Speculare alla figura della domestica è quella della moglie, diversa per ruolo e status, ma ugualmente determinata a difendere il proprio interesse, che non coincide con il marito, ma con l’apparenza e l’ascesa sociale. In nome di queste, è capace di ogni crudeltà e di scendere a qualsiasi compromesso che salvaguardi la sua posizione. Come Myung-sook, la signora Kim è intenzionata a migliorare la propria condizione e per niente disposta a rinunciare a ciò che ha già guadagnato, a costo di cedere al ricatto della domestica.
La divisione tra classi e ruoli di potere è sottolineata dalla divisione degli spazi della casa.

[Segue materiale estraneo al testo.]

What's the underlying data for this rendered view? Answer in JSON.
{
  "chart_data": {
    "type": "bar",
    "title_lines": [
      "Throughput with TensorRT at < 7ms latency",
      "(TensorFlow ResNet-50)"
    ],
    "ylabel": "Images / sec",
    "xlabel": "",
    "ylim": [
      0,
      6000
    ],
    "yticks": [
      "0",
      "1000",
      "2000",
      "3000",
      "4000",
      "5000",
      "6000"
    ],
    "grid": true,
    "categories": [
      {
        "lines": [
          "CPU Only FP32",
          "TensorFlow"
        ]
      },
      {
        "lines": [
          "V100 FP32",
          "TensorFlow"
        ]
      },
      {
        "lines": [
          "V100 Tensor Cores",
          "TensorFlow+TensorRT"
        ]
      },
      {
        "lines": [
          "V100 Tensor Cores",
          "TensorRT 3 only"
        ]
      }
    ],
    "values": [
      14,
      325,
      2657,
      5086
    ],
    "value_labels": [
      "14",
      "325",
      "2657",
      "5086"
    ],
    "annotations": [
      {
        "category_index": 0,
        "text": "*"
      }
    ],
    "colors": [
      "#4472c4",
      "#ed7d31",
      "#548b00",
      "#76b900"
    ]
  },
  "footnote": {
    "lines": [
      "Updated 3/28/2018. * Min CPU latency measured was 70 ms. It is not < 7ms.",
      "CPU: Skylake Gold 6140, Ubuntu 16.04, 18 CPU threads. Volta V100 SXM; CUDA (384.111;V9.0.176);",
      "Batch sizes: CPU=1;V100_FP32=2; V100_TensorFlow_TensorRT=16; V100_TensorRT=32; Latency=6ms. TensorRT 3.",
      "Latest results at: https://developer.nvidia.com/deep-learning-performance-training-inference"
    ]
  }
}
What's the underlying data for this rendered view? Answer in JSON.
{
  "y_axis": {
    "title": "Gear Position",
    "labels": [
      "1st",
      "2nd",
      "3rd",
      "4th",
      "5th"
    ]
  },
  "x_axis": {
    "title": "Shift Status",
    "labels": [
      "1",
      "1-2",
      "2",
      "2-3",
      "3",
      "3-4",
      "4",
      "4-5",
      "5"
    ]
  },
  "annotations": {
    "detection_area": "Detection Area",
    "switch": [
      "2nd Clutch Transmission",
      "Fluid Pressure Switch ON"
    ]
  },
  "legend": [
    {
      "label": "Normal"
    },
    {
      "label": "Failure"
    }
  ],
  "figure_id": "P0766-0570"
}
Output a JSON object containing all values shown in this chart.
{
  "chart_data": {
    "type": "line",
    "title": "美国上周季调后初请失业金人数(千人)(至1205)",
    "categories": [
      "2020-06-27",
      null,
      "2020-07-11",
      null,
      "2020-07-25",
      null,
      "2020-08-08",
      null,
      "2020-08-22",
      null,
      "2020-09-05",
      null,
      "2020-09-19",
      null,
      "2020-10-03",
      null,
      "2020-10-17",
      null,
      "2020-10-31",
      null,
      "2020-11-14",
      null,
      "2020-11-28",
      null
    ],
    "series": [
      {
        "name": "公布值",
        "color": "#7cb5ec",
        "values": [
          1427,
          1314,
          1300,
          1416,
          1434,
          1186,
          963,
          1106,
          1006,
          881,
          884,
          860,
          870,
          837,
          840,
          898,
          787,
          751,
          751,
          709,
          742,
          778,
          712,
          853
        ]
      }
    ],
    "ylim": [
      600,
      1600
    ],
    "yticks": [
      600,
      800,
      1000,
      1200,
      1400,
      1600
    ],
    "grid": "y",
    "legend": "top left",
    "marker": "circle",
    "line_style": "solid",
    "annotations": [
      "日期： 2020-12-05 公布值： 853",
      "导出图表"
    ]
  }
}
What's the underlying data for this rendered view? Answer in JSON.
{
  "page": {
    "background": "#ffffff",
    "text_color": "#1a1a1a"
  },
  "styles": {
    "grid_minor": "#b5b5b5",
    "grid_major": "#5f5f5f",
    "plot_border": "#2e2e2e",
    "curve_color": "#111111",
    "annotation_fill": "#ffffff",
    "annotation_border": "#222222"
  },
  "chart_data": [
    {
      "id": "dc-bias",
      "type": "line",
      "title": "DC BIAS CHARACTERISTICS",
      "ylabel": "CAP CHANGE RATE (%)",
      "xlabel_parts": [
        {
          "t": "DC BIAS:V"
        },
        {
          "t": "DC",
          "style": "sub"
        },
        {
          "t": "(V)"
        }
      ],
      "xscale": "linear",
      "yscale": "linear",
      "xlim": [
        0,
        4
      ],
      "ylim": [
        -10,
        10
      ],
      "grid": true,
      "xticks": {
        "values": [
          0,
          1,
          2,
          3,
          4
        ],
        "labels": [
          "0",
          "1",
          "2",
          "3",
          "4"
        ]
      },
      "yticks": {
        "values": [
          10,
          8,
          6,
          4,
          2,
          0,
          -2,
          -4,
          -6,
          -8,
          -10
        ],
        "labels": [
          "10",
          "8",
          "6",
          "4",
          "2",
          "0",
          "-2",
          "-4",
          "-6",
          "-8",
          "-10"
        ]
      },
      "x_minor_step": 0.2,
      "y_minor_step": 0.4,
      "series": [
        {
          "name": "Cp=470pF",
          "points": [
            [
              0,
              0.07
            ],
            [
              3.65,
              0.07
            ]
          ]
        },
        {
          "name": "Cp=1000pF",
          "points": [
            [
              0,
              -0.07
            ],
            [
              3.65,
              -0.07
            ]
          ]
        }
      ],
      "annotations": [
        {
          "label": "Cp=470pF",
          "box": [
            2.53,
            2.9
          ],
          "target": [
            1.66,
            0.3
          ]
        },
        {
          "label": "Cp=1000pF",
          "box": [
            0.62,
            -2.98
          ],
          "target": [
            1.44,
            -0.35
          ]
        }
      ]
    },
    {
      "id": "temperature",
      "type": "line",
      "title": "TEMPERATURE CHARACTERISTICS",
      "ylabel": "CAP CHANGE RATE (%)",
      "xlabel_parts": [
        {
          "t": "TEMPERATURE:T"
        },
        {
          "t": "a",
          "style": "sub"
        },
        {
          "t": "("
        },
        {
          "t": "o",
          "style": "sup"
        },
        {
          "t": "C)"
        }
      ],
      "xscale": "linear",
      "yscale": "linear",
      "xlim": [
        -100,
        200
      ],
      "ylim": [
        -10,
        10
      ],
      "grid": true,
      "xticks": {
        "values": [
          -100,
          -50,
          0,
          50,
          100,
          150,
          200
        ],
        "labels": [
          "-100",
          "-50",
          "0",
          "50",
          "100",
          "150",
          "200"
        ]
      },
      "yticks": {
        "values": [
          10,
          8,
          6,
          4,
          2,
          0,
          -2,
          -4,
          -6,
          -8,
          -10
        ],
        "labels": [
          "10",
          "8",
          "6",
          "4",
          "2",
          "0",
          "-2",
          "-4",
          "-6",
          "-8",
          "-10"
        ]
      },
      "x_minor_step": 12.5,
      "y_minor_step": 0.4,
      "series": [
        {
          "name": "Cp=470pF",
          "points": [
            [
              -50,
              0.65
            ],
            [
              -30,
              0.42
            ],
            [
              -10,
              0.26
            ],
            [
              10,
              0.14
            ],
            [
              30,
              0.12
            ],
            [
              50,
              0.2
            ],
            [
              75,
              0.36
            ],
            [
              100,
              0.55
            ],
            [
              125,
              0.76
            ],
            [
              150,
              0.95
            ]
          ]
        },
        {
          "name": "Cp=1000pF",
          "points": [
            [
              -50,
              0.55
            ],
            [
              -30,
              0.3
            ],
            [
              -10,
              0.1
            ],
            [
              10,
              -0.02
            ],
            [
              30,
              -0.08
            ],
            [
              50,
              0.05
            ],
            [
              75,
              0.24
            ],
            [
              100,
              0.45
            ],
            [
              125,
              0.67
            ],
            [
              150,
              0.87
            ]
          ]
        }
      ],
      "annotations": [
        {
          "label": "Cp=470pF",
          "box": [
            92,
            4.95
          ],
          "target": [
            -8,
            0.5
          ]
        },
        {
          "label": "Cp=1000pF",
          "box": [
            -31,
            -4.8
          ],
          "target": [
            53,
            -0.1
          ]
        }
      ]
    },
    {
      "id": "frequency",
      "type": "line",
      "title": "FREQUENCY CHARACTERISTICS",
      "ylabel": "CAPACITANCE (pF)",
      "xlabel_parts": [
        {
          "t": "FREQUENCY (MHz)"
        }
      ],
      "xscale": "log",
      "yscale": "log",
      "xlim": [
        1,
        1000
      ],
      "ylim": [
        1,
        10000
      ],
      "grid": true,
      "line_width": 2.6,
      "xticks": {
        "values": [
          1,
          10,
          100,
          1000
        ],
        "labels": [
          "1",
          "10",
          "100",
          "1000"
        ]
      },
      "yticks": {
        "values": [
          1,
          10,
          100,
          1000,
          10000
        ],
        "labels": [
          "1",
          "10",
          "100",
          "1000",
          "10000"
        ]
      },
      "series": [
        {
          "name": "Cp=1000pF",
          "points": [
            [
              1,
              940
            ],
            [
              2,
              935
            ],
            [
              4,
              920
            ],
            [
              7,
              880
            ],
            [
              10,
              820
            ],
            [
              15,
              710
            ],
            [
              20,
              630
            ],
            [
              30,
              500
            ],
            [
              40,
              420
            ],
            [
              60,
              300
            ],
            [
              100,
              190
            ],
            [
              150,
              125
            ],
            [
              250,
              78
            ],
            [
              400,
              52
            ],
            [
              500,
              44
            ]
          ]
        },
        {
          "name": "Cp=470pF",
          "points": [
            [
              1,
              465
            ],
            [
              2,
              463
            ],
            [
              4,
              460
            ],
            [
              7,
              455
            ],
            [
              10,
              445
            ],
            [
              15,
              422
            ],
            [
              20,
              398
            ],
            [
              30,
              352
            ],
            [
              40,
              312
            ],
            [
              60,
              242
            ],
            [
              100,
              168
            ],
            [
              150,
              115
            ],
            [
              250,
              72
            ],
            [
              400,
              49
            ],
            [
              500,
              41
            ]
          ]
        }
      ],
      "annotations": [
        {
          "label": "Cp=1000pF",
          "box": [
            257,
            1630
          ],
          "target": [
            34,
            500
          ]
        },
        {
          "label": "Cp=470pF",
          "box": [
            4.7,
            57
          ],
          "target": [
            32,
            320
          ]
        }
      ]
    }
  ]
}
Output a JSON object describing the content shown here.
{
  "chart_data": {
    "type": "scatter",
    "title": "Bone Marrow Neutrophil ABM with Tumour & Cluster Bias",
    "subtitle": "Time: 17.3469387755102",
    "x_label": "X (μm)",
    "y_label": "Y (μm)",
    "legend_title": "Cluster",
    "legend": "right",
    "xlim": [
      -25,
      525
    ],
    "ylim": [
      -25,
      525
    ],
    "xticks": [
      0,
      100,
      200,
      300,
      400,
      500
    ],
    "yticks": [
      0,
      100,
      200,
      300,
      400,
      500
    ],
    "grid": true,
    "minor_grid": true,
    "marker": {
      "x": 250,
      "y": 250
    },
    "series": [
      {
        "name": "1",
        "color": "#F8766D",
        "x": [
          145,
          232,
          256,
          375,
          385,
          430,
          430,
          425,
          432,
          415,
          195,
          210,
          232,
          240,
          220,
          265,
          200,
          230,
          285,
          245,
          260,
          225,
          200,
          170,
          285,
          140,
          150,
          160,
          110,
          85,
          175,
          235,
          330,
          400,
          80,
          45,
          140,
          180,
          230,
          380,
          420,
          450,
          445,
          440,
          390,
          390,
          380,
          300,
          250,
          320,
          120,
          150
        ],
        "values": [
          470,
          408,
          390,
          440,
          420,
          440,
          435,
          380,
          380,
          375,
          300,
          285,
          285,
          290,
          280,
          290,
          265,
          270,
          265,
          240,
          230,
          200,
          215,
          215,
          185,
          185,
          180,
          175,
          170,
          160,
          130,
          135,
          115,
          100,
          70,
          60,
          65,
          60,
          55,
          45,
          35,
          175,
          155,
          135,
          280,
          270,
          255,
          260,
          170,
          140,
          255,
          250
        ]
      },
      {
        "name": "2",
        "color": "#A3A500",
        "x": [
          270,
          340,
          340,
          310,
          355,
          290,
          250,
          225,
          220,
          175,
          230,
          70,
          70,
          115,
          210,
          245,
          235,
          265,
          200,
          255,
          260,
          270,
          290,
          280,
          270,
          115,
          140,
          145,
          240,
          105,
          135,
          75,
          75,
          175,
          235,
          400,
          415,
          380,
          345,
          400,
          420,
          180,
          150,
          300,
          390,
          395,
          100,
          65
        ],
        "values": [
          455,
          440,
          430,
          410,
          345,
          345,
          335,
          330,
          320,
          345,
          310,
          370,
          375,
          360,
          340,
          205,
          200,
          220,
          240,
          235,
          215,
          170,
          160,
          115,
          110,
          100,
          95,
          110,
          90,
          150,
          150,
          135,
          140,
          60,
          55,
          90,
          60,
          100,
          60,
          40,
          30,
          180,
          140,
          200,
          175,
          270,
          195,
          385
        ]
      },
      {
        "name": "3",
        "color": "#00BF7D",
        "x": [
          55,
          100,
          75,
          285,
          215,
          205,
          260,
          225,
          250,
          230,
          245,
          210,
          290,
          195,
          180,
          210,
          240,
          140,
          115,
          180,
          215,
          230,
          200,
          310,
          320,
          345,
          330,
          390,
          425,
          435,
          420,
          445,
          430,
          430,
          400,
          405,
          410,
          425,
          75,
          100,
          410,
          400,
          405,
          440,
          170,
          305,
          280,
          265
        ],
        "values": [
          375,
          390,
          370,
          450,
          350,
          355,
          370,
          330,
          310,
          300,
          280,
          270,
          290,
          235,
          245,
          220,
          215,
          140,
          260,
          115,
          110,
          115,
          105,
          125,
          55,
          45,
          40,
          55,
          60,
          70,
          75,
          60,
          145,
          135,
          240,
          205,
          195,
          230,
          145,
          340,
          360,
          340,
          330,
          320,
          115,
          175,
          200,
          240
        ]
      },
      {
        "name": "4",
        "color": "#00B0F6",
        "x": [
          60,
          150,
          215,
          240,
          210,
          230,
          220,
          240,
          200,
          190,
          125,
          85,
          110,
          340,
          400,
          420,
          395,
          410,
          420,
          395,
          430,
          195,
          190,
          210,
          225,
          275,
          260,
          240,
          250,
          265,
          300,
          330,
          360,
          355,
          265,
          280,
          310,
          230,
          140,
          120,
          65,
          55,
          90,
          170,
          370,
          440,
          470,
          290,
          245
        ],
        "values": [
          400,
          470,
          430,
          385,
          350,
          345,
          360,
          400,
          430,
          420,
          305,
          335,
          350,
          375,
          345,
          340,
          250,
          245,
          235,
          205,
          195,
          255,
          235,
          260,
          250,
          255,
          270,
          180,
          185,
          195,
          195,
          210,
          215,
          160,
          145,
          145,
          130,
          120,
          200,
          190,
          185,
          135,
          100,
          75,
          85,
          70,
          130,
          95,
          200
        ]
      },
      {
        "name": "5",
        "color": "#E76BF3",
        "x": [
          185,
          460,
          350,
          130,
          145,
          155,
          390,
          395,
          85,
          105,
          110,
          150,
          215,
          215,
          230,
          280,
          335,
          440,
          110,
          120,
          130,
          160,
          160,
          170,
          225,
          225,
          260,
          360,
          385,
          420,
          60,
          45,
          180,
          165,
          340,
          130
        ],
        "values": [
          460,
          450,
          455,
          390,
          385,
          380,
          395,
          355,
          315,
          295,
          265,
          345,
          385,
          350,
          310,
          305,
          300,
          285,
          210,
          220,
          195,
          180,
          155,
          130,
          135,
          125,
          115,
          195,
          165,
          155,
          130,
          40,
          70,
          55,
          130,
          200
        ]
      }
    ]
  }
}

A livello orizzontale, con l’aprirsi e il chiudersi delle porte e dei pannelli a scorrimento, e a livello verticale, con la scala che separa il piano terra, l’ambiente familiare e domestico, dalla sala del pianoforte al primo piano. È la macchina da presa a collegarli, con scelte di regia che assecondano la pulsione scopica, dalla profondità di campo al ricorrente uso del dettaglio, fino alle soggettive “rubate” attraverso vetrate o porte socchiuse. La stessa morte dei protagonisti è ostentata con insistito compiacimento, come prima era accaduto con i due topi uccisi in cucina, peraltro attraverso lo stesso veleno.
Con una trovata bizzarra tipica del suo cinema, Kim Ki-young conclude il film con un epilogo a sorpresa. Il film ripropone l’arrivo della domestica e il marito si rivolge direttamente agli spettatori, per ammonirli divertito dal rischio di cedere ai propri istinti. Ma, ancora una volta, non è lui ad agire diversamente, bensì la moglie, che allontana l’oggetto della tentazione per la salvaguardia dello status quo.